Bernie Sanders did well for himself by earning victories in four states, the most sweeping of which occurred in his home state of Vermont. But some Democrats fear it is not enough to keep up with Clinton who has amassed 1,034 delegates to Sanders’ 408.

“I think that it may decrease the momentum of Sander’s campaign,” Joseline Mata, president of the UA Young Democrats, said of Tuesday’s results.

Mata said she had already spoken to some Democratic elected officials who were considering switching their support from Sanders to Clinton.

On the other side of the spectrum, the Republican party was wishing they were down to just two candidates, but it is unlikely Cruz or Rubio will let go after tasting victory on Tuesday.

Trump’s tone was noticeably calmer as he gave his victory speech in Palm Beach, Florida, where he cut down on his usual rhetoric and employed tones that seemed more moderate than normal.

This change came after a one-on-one interview between Melania Trump and CNN’s Anderson Cooper on Monday when Mrs. Trump shared that she does not always agree with her husband, especially in terms of his choice of language. She did, however, believe he was capable of a more moderate tone.

“To build the empire and the business that he did, you can’t always use that kind of tone,” Mrs. Trump said. “He could really change the words and the tone.”

Trump played it nice until he ominously mentioned Speaker Paul Ryan, saying Ryan is “going to have to pay a big price” if he doesn’t get along with Trump.

Gov. Chris Christie’s presence behind Trump on stage Tuesday added to the general election feel of Trump’s speech but the governor also stole some of the spotlight on social media.

Within minutes of the speech’s start, Chris Christie’s forlorn expression was trending on Twitter.

Christie had good reason to be sad Tuesday, after six New Jersey newspapers called for him to step down from his post as governor. Local paper, Asbury Park Press, stated in an editorial Tuesday morning that they were done with Christie’s arrogance, opportunism and hypocrisy.

“We’re fed up with his long neglect of the state to pursue his own selfish agenda,” Asbury Park Press editors wrote, citing that Gov. Christie spent 261 full or partial days out of the state last year.

Hillary Clinton’s victory speech was a little less drama-filled as she took aim at GOP front-runner Donald Trump.

“America never stopped being great,” Clinton said. “We have to make America whole … We have to make strong the broken places, re-stitch the bonds of trust an respect across our country.”

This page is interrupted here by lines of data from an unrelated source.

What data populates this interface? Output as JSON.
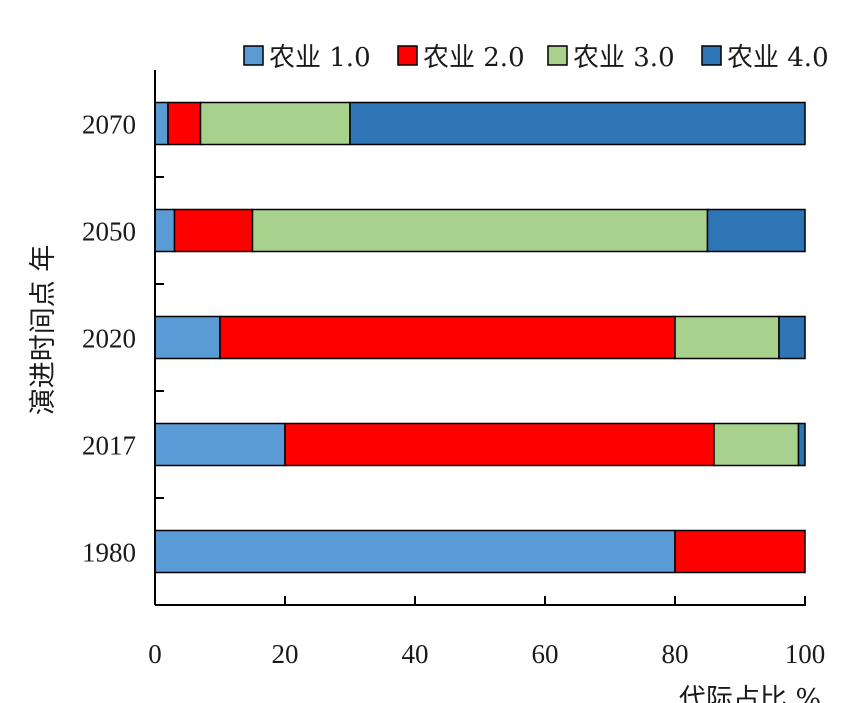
{
  "chart_data": {
    "type": "bar",
    "orientation": "horizontal",
    "stacked": true,
    "categories": [
      "2070",
      "2050",
      "2020",
      "2017",
      "1980"
    ],
    "series": [
      {
        "name": "农业 1.0",
        "color": "#5b9bd5",
        "values": [
          2,
          3,
          10,
          20,
          80
        ]
      },
      {
        "name": "农业 2.0",
        "color": "#ff0000",
        "values": [
          5,
          12,
          70,
          66,
          20
        ]
      },
      {
        "name": "农业 3.0",
        "color": "#a9d18e",
        "values": [
          23,
          70,
          16,
          13,
          0
        ]
      },
      {
        "name": "农业 4.0",
        "color": "#2e75b6",
        "values": [
          70,
          15,
          4,
          1,
          0
        ]
      }
    ],
    "xlabel": "代际占比 %",
    "ylabel": "演进时间点 年",
    "xlim": [
      0,
      100
    ],
    "xticks": [
      "0",
      "20",
      "40",
      "60",
      "80",
      "100"
    ],
    "grid": false,
    "legend_position": "top"
  }
}
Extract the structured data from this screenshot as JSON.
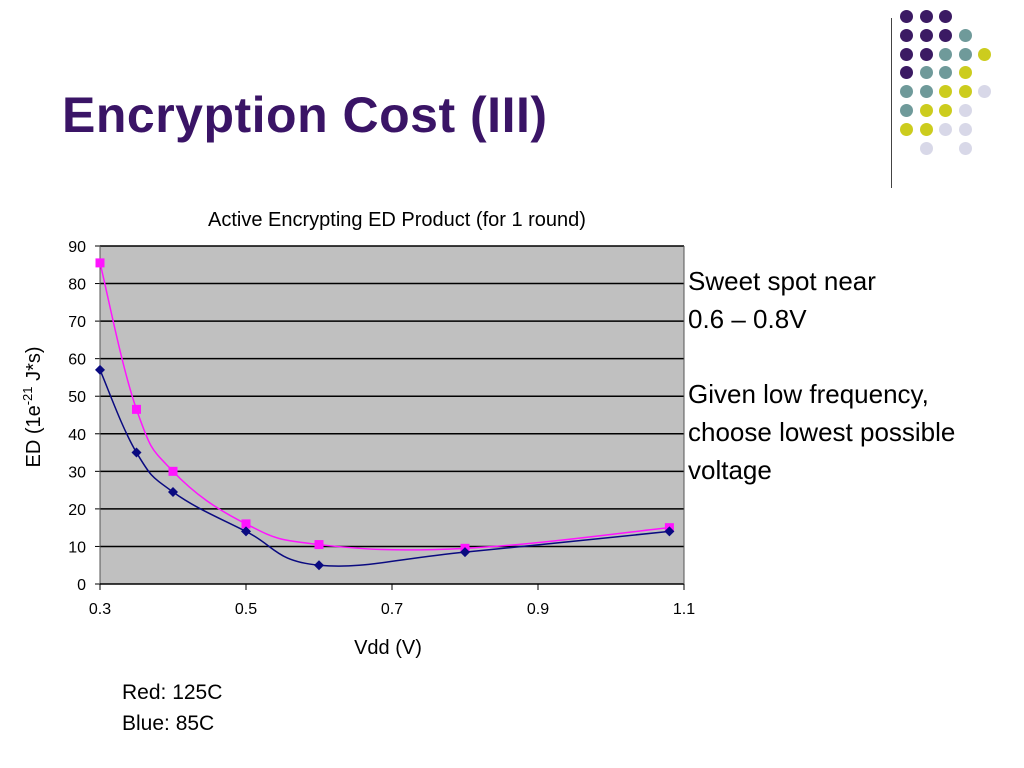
{
  "slide": {
    "title": "Encryption Cost (III)",
    "notes": {
      "sweet_spot": [
        "Sweet spot near",
        "0.6 – 0.8V"
      ],
      "advice": [
        "Given low frequency,",
        "choose lowest possible",
        "voltage"
      ]
    },
    "legend_text": [
      "Red: 125C",
      "Blue: 85C"
    ]
  },
  "decoration": {
    "colors": {
      "purple": "#3b1a63",
      "teal": "#6f9a9a",
      "yellow": "#cccc1e",
      "lavender": "#d8d8e8"
    },
    "dot_rows": [
      [
        "purple",
        "purple",
        "purple",
        null
      ],
      [
        "purple",
        "purple",
        "purple",
        "teal"
      ],
      [
        "purple",
        "purple",
        "teal",
        "teal",
        "yellow"
      ],
      [
        "purple",
        "teal",
        "teal",
        "yellow"
      ],
      [
        "teal",
        "teal",
        "yellow",
        "yellow",
        "lavender"
      ],
      [
        "teal",
        "yellow",
        "yellow",
        "lavender"
      ],
      [
        "yellow",
        "yellow",
        "lavender",
        "lavender"
      ],
      [
        null,
        "lavender",
        null,
        "lavender"
      ]
    ]
  },
  "chart_data": {
    "type": "line",
    "title": "Active Encrypting ED Product (for 1 round)",
    "xlabel": "Vdd (V)",
    "ylabel_main": "ED (1e",
    "ylabel_sup": "-21",
    "ylabel_tail": " J*s)",
    "xlim": [
      0.3,
      1.1
    ],
    "ylim": [
      0,
      90
    ],
    "xticks": [
      0.3,
      0.5,
      0.7,
      0.9,
      1.1
    ],
    "yticks": [
      0,
      10,
      20,
      30,
      40,
      50,
      60,
      70,
      80,
      90
    ],
    "grid": true,
    "plot_background": "#c0c0c0",
    "series": [
      {
        "color": "#ff14ff",
        "marker": "square",
        "x": [
          0.3,
          0.35,
          0.4,
          0.5,
          0.6,
          0.8,
          1.08
        ],
        "y": [
          85.5,
          46.5,
          30,
          16,
          10.5,
          9.5,
          15
        ]
      },
      {
        "color": "#0a0a80",
        "marker": "diamond",
        "x": [
          0.3,
          0.35,
          0.4,
          0.5,
          0.6,
          0.8,
          1.08
        ],
        "y": [
          57,
          35,
          24.5,
          14,
          5,
          8.5,
          14
        ]
      }
    ]
  }
}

This idea of unifying the country is new for Clinton, who said in the Democratic debate in October that the enemy she was most proud of making was the GOP.

Trump referenced Clinton in his speech and said he did not know what making America whole again was all about because “great” sounded better than “whole.” He called himself a common sense conservative who could unify the nation, saying he had already expanded the Republican party.

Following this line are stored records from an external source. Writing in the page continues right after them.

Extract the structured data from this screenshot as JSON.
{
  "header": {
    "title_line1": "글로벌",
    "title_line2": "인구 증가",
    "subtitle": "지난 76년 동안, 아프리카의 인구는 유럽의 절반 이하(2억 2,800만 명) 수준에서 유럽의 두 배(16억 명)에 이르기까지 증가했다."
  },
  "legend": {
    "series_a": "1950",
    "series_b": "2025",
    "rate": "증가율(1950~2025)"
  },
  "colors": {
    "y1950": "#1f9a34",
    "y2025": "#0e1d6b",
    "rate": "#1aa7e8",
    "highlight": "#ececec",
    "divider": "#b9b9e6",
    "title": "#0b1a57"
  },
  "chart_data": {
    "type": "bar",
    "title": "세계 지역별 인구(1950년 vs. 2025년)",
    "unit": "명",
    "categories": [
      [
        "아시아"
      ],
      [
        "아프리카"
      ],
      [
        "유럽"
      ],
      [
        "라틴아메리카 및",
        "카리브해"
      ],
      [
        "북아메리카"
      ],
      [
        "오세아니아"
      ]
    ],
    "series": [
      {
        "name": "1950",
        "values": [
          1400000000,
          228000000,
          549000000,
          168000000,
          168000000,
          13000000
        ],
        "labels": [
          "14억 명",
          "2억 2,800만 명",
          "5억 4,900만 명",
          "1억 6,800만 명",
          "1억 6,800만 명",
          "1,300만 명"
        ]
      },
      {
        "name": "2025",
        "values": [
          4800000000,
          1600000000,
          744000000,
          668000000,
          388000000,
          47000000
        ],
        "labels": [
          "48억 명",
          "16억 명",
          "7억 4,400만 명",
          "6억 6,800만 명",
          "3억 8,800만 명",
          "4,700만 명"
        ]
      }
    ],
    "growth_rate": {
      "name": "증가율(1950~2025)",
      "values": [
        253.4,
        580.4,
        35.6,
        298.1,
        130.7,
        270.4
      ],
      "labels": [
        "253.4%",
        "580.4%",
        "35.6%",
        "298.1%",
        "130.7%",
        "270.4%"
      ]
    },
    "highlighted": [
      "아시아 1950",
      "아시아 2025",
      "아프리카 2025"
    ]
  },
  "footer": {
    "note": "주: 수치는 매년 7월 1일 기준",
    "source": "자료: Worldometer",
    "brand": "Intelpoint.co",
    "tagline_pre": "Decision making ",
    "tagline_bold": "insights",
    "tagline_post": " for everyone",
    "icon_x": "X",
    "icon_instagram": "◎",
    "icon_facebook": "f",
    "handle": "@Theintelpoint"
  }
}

Ashlee Bierworth, president of the UA College Republicans, did not feel that Trump was giving a fair assessment of the situation.

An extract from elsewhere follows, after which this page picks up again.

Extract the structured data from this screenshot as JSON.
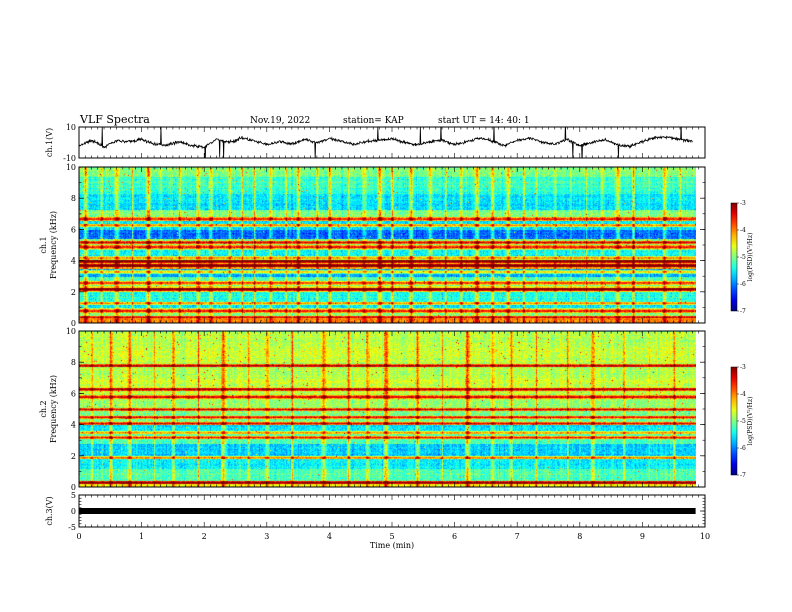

“I would not classify Donald Trump’s campaign as expanding the party,” Bierworth said, “I do think that he has played a role in generating a large amount of voter turnout and public attention to the presidential primary process.”

History has proven that candidates who do win on Super Tuesday go on to become their parties’ nominees, but it is worth noting that the scale of Super Tuesday was has fluctuated greatly in the past two election cycles.

The GOP competed for 21 states while the Democrats competed for 22 states and a territory in 2008. While in 2012, only 10 states were up for grabs.

Cruz won a crucial victory for his campaign by beating Trump out for Texas and picking up Alaska and Oklahoma along the way. He called for all non-Trump supporters to rally around him if they want to defeat Trump.

“America shouldn’t have a president whose words would make you embarrassed if your children repeated them,” Cruz said.

Rubio finally had his first win, sweeping Minnesota. However, he did not have a strong showing elsewhere and only came in second in three states. He is looking forward now to securing a victory in Florida.

The next bought of primary voting is on Saturday, March 5 with Kansas, Kentucky, Louisiana, Maine and Nebraska going to the polls.